So each bootstrap sample is like the outcome of a set of n=131 coin flips with probability of “heads” (Male), prob=0.48.

Thus, we can compute a bootstrap distribution via:

BSD <- do(1000)*rflip(n=131, prob=0.48)
head(BSD)

Your turn: try using rflip() to generate a bootstrap sampling distribution for the proportion intro stat students who plan to go on for further education after college graduation.

BSD <- do(...)*rflip(n=..., prob=...)
BSD <- do(1000)*rflip(n=nrow(students), 
                      prob=prop(~Plans=='Educ',data=students))

BSD for differences

Just as we could compute more complicated sample statistics (like differences in means or proportions), we can also find bootstrap sampling distributions for the corresponding parameters.

Example: BSD for difference in means

What about a bootstrap sampling distribution for the difference in mean GPA between students who plan to get a job after graduation, and those planning to do more schooling?

#sample stat
diff(mean(~GPA | Plans, data=students))
##         Job 
## -0.06405607
#BSD
BSD <- do(100)*diff(mean(~GPA | Plans,
                         data=sample(students,
                                     size=nrow(students), 
                                     replace=TRUE)))
head(BSD) #to see variable names in BSD dataset
gf_histogram(~Job, data=BSD)

Example: BSD for difference in proportions

Similarly, we can find a BSD for a difference in proportions - for example, the difference in proportion students who exercise, between those planning to get a job after college and those planning to do more schooling.

#sample stat:
diff(tally(~Exercise | Plans, data=students,
           format='prop')[2,])
##         Job 
## -0.06950904
#bootstrap CI:
BSD <- do(100)*diff(tally(~Exercise | Plans,
                          data=sample(students,
                                      size=nrow(students), 
                                      replace=TRUE),
                          
           format='prop')[2,])
head(BSD) #to see variable names
gf_histogram(~Job, data=BSD, bins=10)

Your turn…

Try applying what you’ve learned so far to try a few more complex examples.

First, find a bootstrap sampling distribution for the difference in mean hours of sleep per night (variable Sleep) between students who exercise, and those who don’t (variable Exercise).

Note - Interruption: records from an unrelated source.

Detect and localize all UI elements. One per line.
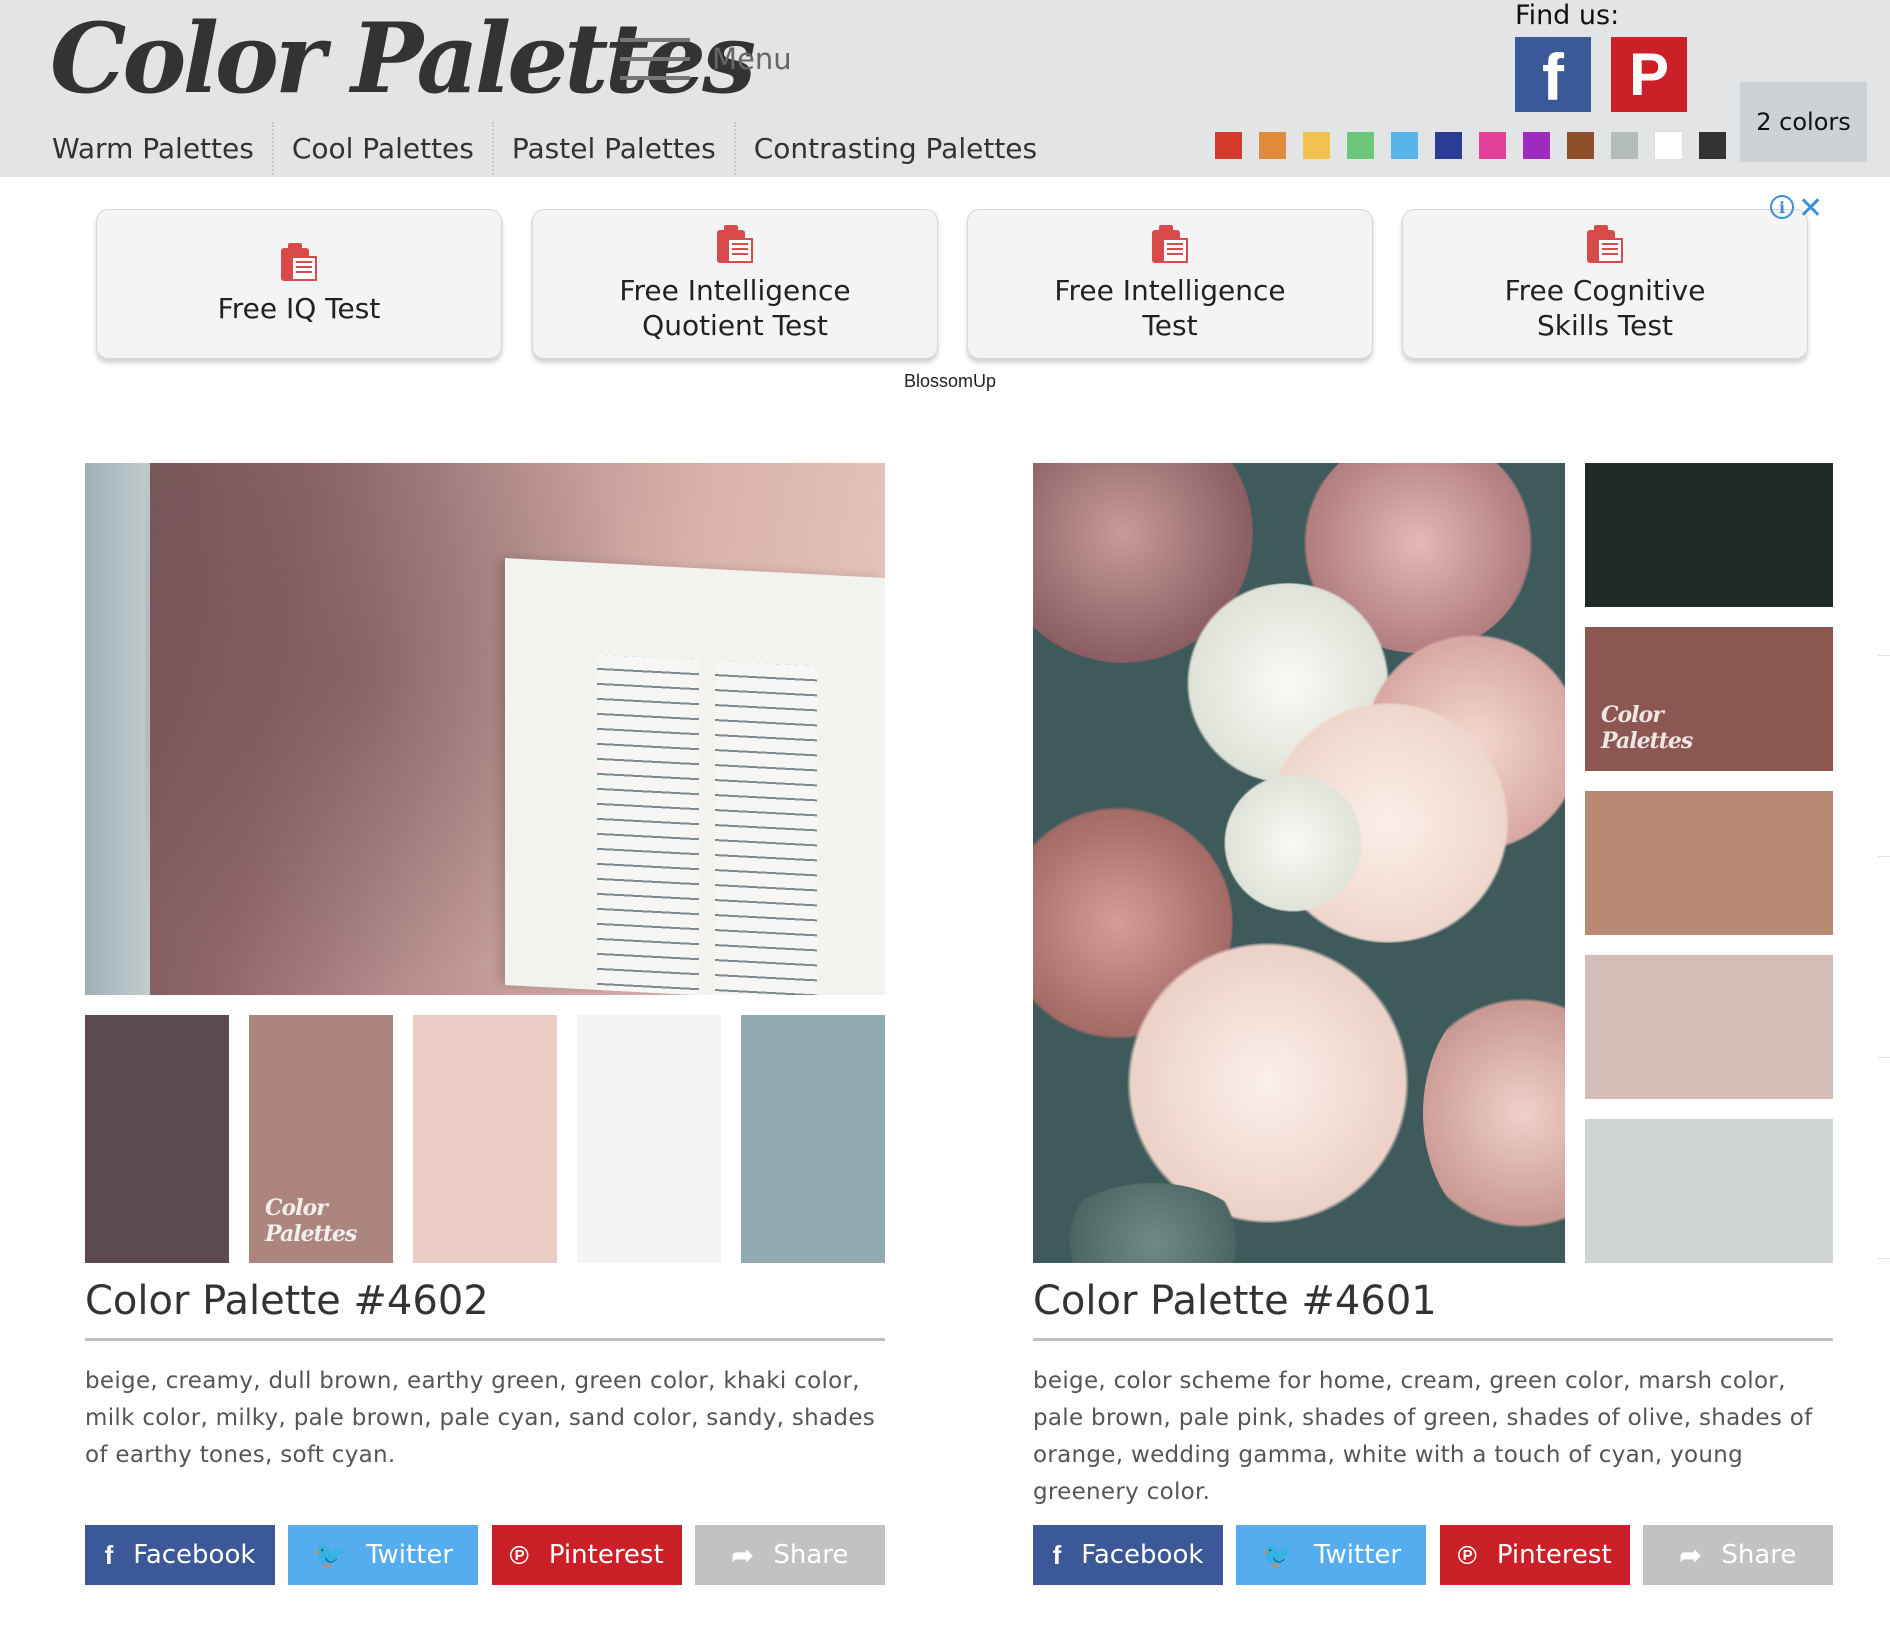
nav-warm-palettes[interactable]: Warm Palettes — [34, 122, 272, 175]
swatch[interactable] — [1585, 791, 1833, 935]
color-filter-orange[interactable] — [1259, 132, 1286, 159]
pinterest-icon: P — [1628, 41, 1670, 108]
swatch[interactable] — [85, 1015, 229, 1263]
palette-swatches: Color Palettes — [1585, 463, 1833, 1263]
facebook-share-label: Facebook — [1081, 1540, 1204, 1570]
color-filter-light-blue[interactable] — [1391, 132, 1418, 159]
share-buttons: f Facebook 🐦 Twitter ℗ Pinterest ➦ Share — [1033, 1525, 1833, 1585]
swatch[interactable] — [1585, 463, 1833, 607]
color-filter-green[interactable] — [1347, 132, 1374, 159]
twitter-icon: 🐦 — [313, 1539, 346, 1570]
nav-pastel-palettes[interactable]: Pastel Palettes — [491, 122, 734, 175]
ad-card-label: Free Intelligence Quotient Test — [619, 274, 851, 342]
clipboard-icon — [1152, 225, 1188, 263]
color-filter-black[interactable] — [1699, 132, 1726, 159]
pinterest-share-label: Pinterest — [548, 1540, 664, 1570]
facebook-icon: f — [104, 1539, 114, 1570]
twitter-share-button[interactable]: 🐦 Twitter — [1236, 1525, 1427, 1585]
pinterest-share-label: Pinterest — [1496, 1540, 1612, 1570]
ad-card-label: Free Cognitive Skills Test — [1504, 274, 1706, 342]
color-filter-bar — [1215, 131, 1743, 160]
swatch[interactable]: Color Palettes — [1585, 627, 1833, 771]
color-filter-gray[interactable] — [1611, 132, 1638, 159]
facebook-icon: f — [1052, 1539, 1062, 1570]
clipboard-icon — [281, 242, 317, 281]
share-icon: ➦ — [1679, 1539, 1702, 1570]
menu-button[interactable]: Menu — [620, 36, 792, 82]
swatch[interactable] — [1585, 955, 1833, 1099]
ad-banner: Free IQ Test Free Intelligence Quotient … — [80, 191, 1823, 405]
share-icon: ➦ — [731, 1539, 754, 1570]
pinterest-link[interactable]: P — [1611, 37, 1687, 112]
color-filter-blue[interactable] — [1435, 132, 1462, 159]
color-count-button[interactable]: 2 colors — [1740, 82, 1867, 162]
site-header: Color Palettes Menu Warm Palettes Cool P… — [0, 0, 1890, 177]
ad-brand: BlossomUp — [903, 371, 997, 391]
color-filter-brown[interactable] — [1567, 132, 1594, 159]
swatch[interactable] — [741, 1015, 885, 1263]
find-us-label: Find us: — [1515, 0, 1620, 31]
info-icon[interactable]: i — [1770, 195, 1794, 219]
share-button[interactable]: ➦ Share — [1642, 1525, 1833, 1585]
hamburger-icon — [620, 36, 690, 82]
clipboard-icon — [1587, 225, 1623, 263]
color-filter-yellow[interactable] — [1303, 132, 1330, 159]
pinterest-icon: ℗ — [509, 1539, 529, 1570]
pinterest-icon: ℗ — [1457, 1539, 1477, 1570]
pinterest-share-button[interactable]: ℗ Pinterest — [1439, 1525, 1630, 1585]
twitter-icon: 🐦 — [1261, 1539, 1294, 1570]
twitter-share-button[interactable]: 🐦 Twitter — [288, 1525, 479, 1585]
twitter-share-label: Twitter — [365, 1540, 454, 1570]
swatch[interactable] — [413, 1015, 557, 1263]
palette-swatches: Color Palettes — [85, 1015, 885, 1263]
swatch[interactable] — [1585, 1119, 1833, 1263]
share-label: Share — [1721, 1540, 1797, 1570]
nav-contrasting-palettes[interactable]: Contrasting Palettes — [733, 122, 1055, 175]
palette-tags: beige, color scheme for home, cream, gre… — [1033, 1368, 1813, 1505]
palette-tags: beige, creamy, dull brown, earthy green,… — [85, 1368, 876, 1468]
share-button[interactable]: ➦ Share — [694, 1525, 885, 1585]
nav-cool-palettes[interactable]: Cool Palettes — [271, 122, 492, 175]
ad-card-label: Free IQ Test — [217, 291, 381, 325]
share-buttons: f Facebook 🐦 Twitter ℗ Pinterest ➦ Share — [85, 1525, 885, 1585]
facebook-link[interactable]: f — [1515, 37, 1591, 114]
main-nav: Warm Palettes Cool Palettes Pastel Palet… — [34, 122, 1055, 175]
color-filter-red[interactable] — [1215, 132, 1242, 159]
pinterest-share-button[interactable]: ℗ Pinterest — [491, 1525, 682, 1585]
ad-card-iq-test[interactable]: Free IQ Test — [96, 209, 502, 359]
palette-title[interactable]: Color Palette #4601 — [1033, 1278, 1833, 1341]
swatch[interactable] — [577, 1015, 721, 1263]
facebook-share-button[interactable]: f Facebook — [1033, 1525, 1223, 1585]
facebook-share-label: Facebook — [133, 1540, 256, 1570]
facebook-icon: f — [1542, 39, 1564, 114]
color-filter-purple[interactable] — [1523, 132, 1550, 159]
ad-card-intelligence-test[interactable]: Free Intelligence Test — [967, 209, 1373, 359]
menu-label: Menu — [712, 42, 792, 76]
watermark-logo: Color Palettes — [1601, 702, 1693, 754]
ad-card-label: Free Intelligence Test — [1054, 274, 1286, 342]
ad-card-intelligence-quotient[interactable]: Free Intelligence Quotient Test — [532, 209, 938, 359]
facebook-share-button[interactable]: f Facebook — [85, 1525, 275, 1585]
close-icon[interactable]: ✕ — [1798, 191, 1823, 226]
color-filter-white[interactable] — [1654, 131, 1683, 160]
watermark-logo: Color Palettes — [265, 1195, 357, 1247]
swatch[interactable]: Color Palettes — [249, 1015, 393, 1263]
ad-card-cognitive-skills[interactable]: Free Cognitive Skills Test — [1402, 209, 1808, 359]
palette-photo[interactable] — [1033, 463, 1565, 1263]
color-filter-pink[interactable] — [1479, 132, 1506, 159]
palette-title[interactable]: Color Palette #4602 — [85, 1278, 885, 1341]
share-label: Share — [773, 1540, 849, 1570]
twitter-share-label: Twitter — [1313, 1540, 1402, 1570]
palette-photo[interactable] — [85, 463, 885, 995]
clipboard-icon — [717, 225, 753, 263]
page-edge-divider — [1878, 655, 1890, 1632]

BSD <- diff(mean(...,data=...))
BSD <- diff(mean(...,data=sample(...)))
BSD <- do(1000)*diff(mean(~Sleep | Exercise, 
                 data=sample(students, size=nrow(students), replace=TRUE)))
head(BSD)

Now, try finding a BSD for the difference in proportion men and women who are oldest children:

BSD <- do(...)*diff(tally(..., data=..., format=...)[...])
BSD <- do(...)*diff(tally(~... | ..., data=sample(students, size=...), replace=TRUE), format='prop')[...,])
BSD <- do(1000)*diff(tally(~Rank | Gender, data=sample(students, size=nrow(students), replace=TRUE), format='prop')[2,])
head(BSD)

Finding the standard error

Once you have a bootstrap distribution, it’s easy to compute the standard error. Just compute the standard deviation of the bootstrap sampling distribution.

For example, recall that the proportion male intro stat students was 0.48 and there were 131 samples in the dataset. For the standard error of the bootstrap sampling distribution for this proportion, we could do:

BSD <- do(1000)*rflip(n=131, prob=0.48)
head(BSD)
SE <- sd(~prop, data=BSD)
SE
## [1] 0.0439395

Note that for the sd() calculation, the data should be the bootstrap sampling distribution, and the variable in the formula should be whichever variable in the BSD that contains the bootstrap sample statistics.

Your turn: try computing the SE for one of the previous examples.

Computing a 95% CI: 2SE method

Once you have the SE, it is possible to compute a 95% CI according to:

\[ sample\_stat \pm 2*SE\]

For example,

BSD <- do(1000)*rflip(n=131, prob=0.48)
SE <- sd(~prop, data=BSD)
CI <- 0.48 + c(-1,1)*2*SE
CI
## [1] 0.3949653 0.5650347

Notice the c(-1,1). The c() “concatenates” the -1 and 1 together into a small r variable. The result is like \(\pm\) – the quantity \(2*SE\) gets added to AND substracted from the sample stat.

Your turn: try computing a 95% CI in this way for one of the previous examples.

Different Conf. Levels

Another way to compute a 95% CI is the use the function cdata(). This function finds the central X proportion of a data distribution, where X is any proportion you choose.

For example, we can find the central 0.95 proportion of a bootstrap sampling distribution; this will be the 95% CI!

BSD <- do(1000)*rflip(n=131, prob=0.48)
cdata(~prop, data=BSD, p=0.95)
##       low        hi central.p 
## 0.3893130 0.5648855 0.9500000

We can use this method to get a CI with any confidence level, not just 95%.

A 95% CI is wide enough to cover the central 95% of the sampling distribution. So, for example, a 99% CI is wider, because it’s wide enough to cover the central 99% of the distribution. Similarly, a 90% CI would be narrower, because it only needs to be wide enough to cover the middle 90% of the sampling distribution.

How would you compute a 98% CI using the same BSD as above?

BSD <- do(1000)*rflip(n=131, prob=0.48)
cdata(...)
BSD <- do(1000)*rflip(n=131, prob=0.48)
cdata(~prob, data=BSD, p=...)

Reporting your results

Reporting a CI “in context” means reporting the numbers, but also stating what they mean in the context of the problem and the dataset.

For example, instead of saying “The 95% CI is (0.393, 0.567),” you might say “We are 95% confident that the true proportion male intro stat students is between 0.393 and 0.567.”

We have to be quite careful about the way we speak about confidence intervals, because it’s easy to go wrong and make false statements. For example, we must avoid suggesting that there is a 95% chance that the true parameter value is in our CI. The truth is that the method of creating a 95% CI “works” 95% of the time, so that 95% of 95% CIs we generate will succeed in capturing the true parameter value, and the remaining 5% will fail. (If we just compute one CI, we don’t have any way of knowing if it’s one of the successful ones or not, so we can’t make any probability statements about our individual CI).

A safe, effective way of reporting CIs is to use the formula above:

We are …% confident that the true …… is between … and ….